Under these circumstances, they had to consider what
their line of conduct should be, and there never were
two ministers better suited to deal with an embarrassment
of that kind than the Duke of Wellington and Mr. Peel.
The Duke’s doctrine of government was that “the
country was never governed in practice according to
the extreme principles of any party whatever;"[196]
while Peel’s disposition at all times inclined
him to compromise. He was quite aware that on
this and similar questions public feeling had undergone
great alteration since the beginning of the century.
There was a large and increasing party, numbering in
its ranks many men of deep religious feeling, and
many firm supporters of the principle of an Established
Church, being also sincere believers in the pre-eminent
excellence of the Church of England, who had a conscientious
repugnance to the employment of the most solemn ordinance
of a religion as a mere political test of a person’s
qualifications for the discharge of civil duties.
In the opinion of the Bishop of Oxford (Dr. Lloyd),
this was the feeling of “a very large majority
of the Church itself,” and of the University.[197]
Peel, therefore, came to the conclusion—to
which he had no difficulty in bringing his colleague,
the Prime-minister—that “it might
be more for the real interests of the Church and of
religion to consent to an alteration in the law”
than to trust to the result of the debate in the House
of Lords to maintain the existing state of things.

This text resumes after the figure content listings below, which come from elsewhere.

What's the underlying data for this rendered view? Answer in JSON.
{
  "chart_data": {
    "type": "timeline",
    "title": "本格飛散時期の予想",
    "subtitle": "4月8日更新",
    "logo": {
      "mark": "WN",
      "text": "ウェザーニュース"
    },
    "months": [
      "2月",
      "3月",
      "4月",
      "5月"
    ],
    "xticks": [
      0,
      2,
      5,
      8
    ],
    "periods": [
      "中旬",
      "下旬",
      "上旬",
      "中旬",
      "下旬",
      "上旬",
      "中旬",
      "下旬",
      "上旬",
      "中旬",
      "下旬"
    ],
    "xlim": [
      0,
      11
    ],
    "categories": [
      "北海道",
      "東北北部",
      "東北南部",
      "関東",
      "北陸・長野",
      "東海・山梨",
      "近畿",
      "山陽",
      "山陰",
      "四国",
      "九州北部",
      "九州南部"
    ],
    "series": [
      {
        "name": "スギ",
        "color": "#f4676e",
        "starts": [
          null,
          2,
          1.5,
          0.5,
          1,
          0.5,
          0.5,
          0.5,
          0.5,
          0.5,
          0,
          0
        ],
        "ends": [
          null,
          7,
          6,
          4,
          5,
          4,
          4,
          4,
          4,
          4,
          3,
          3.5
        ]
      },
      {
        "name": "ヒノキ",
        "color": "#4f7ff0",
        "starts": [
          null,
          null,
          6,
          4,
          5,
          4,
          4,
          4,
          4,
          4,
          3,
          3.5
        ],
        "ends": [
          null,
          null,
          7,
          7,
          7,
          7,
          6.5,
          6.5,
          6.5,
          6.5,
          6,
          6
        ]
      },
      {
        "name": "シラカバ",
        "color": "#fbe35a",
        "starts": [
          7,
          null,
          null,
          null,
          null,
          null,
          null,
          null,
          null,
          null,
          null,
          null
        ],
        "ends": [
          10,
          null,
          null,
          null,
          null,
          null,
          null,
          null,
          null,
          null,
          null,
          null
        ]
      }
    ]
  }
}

Accordingly, after several conferences with the most
influential members of the Episcopal Bench, he framed
a declaration to be substituted for the Sacramental
test, binding all who should be required to subscribe
it—a description which included all who
should be appointed to a civil or corporate office—never
to exert any power or influence which they might thus
acquire to subvert, or to endeavor to subvert, the
Protestant Church of England, Scotland, or Ireland,
as by law established. The declaration was amended
in the House of Lords by the addition of the statement,
that this declaration was subscribed “on the
true faith of a Christian,” introduced at the
instigation of Lord Eldon, who had not held the Great
Seal since the dissolution of Lord Liverpool’s
administration, but who was still looked up to by
a numerous party as the foremost champion of sound
Protestantism in either House.
Not that the addition of these words at all diminished the dissatisfaction with which the great lawyer regarded the bill. On the contrary, he believed it to be not only a weapon wilfully put into the hands of the enemies of the Established Church, but a violation of the constitution, of which, as he regarded it “the existing securities were a part.” He pointed out that “the King himself was obliged to take the sacrament at his coronation;” and he argued from this and other grounds that “the Church of England, combined with the state, formed together the constitution of Great Britain; and that the acts now to be repealed were necessary to the preservation of that constitution.”